Karski miał dopuścić się tego czynu w zamian za korzyść majątkową w postaci opłacenia przez Pawła Cz. raportu sondażowego na kwotę 14.760,00 zł oraz bilbordów wyborczych do Parlamentu Europejskiego na kwotę 22.195,35 zł.
B. europoseł PiS proszony przez PAP o komentarz do tych informacji, przekazał w oświadczeniu, że "wbrew pewnym insynuacjom" nie był zatrzymany. "Przybyłem na wezwanie prokuratury samodzielnie, mimo że niedawno przeszedłem operację chirurgiczną, po której wystąpiły pewne komplikacje. Nic w mojej sprawie nie odbyło się wczoraj. Przedstawiono mi zarzut, który uważam za kompletnie nieprawdziwy. Nie przyznałem się do winy. Złożyłem wyjaśnienia" - napisał Karski w oświadczeniu.
Jak dodał, znalazł się w sytuacji dziwacznej. "Z jednej strony mam nie wypowiadać się o merytorycznej treści postępowania. Z drugiej zaś, prokuratura sama wybiórczo przedstawia - wbrew swoim wcześniejszym deklaracjom - pewne informacje. Mówiono mi, że ich upublicznienie przeze mnie może zagrozić prawidłowemu tokowi postępowania. Nie mogę przy tym przedstawiać informacji świadczących o mojej niewinności" - wskazał b. europoseł.

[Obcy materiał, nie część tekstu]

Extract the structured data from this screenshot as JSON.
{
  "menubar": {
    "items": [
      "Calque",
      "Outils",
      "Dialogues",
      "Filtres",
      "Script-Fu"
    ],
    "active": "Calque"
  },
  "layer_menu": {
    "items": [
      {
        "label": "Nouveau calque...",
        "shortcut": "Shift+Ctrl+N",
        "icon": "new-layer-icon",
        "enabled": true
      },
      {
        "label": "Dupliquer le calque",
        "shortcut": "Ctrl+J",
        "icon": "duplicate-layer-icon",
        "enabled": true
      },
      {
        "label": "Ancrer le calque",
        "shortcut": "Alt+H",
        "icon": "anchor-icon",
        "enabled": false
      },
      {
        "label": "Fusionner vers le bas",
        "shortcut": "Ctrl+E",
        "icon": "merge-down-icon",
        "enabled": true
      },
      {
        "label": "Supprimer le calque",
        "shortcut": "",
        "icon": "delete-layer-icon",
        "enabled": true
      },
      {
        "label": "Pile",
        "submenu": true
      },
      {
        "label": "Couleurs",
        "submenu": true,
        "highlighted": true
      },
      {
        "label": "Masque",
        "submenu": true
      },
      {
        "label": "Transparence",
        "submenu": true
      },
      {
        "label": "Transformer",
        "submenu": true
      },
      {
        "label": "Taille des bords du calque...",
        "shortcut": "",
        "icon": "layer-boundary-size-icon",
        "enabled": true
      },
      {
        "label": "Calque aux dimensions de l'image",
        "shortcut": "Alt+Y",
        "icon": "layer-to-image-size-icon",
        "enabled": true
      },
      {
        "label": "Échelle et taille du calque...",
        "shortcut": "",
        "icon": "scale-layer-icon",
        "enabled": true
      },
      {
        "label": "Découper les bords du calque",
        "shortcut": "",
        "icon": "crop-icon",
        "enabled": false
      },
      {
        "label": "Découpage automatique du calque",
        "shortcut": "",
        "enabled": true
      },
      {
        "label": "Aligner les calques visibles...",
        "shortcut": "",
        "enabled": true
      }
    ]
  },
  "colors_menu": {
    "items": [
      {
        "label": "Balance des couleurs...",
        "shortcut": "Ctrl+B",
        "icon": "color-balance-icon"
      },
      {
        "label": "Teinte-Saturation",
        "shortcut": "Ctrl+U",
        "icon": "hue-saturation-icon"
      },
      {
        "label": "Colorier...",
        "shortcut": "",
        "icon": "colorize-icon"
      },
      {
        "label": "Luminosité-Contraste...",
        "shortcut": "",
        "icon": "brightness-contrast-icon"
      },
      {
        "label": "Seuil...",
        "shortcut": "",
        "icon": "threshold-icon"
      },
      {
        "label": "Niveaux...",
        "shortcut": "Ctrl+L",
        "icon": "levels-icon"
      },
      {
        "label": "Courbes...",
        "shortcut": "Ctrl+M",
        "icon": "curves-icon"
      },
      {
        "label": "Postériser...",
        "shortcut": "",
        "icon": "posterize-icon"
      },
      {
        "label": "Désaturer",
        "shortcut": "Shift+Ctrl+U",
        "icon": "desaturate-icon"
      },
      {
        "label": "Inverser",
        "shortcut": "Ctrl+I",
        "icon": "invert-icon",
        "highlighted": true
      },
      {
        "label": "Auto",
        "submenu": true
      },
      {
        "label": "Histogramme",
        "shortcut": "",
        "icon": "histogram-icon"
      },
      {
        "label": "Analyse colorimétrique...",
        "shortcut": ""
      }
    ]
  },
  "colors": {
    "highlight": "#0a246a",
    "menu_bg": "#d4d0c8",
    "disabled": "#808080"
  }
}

"Żyjemy obecnie w państwie, które nie ma już wiele wspólnego z demokratycznym państwem prawa. W celu zrównoważenia udziału w sprawie osób z kręgu koalicji rządzącej, do postępowania bezpodstawnie dopisano osobę niewinną, która jest członkiem opozycji" - dodał polityk PiS.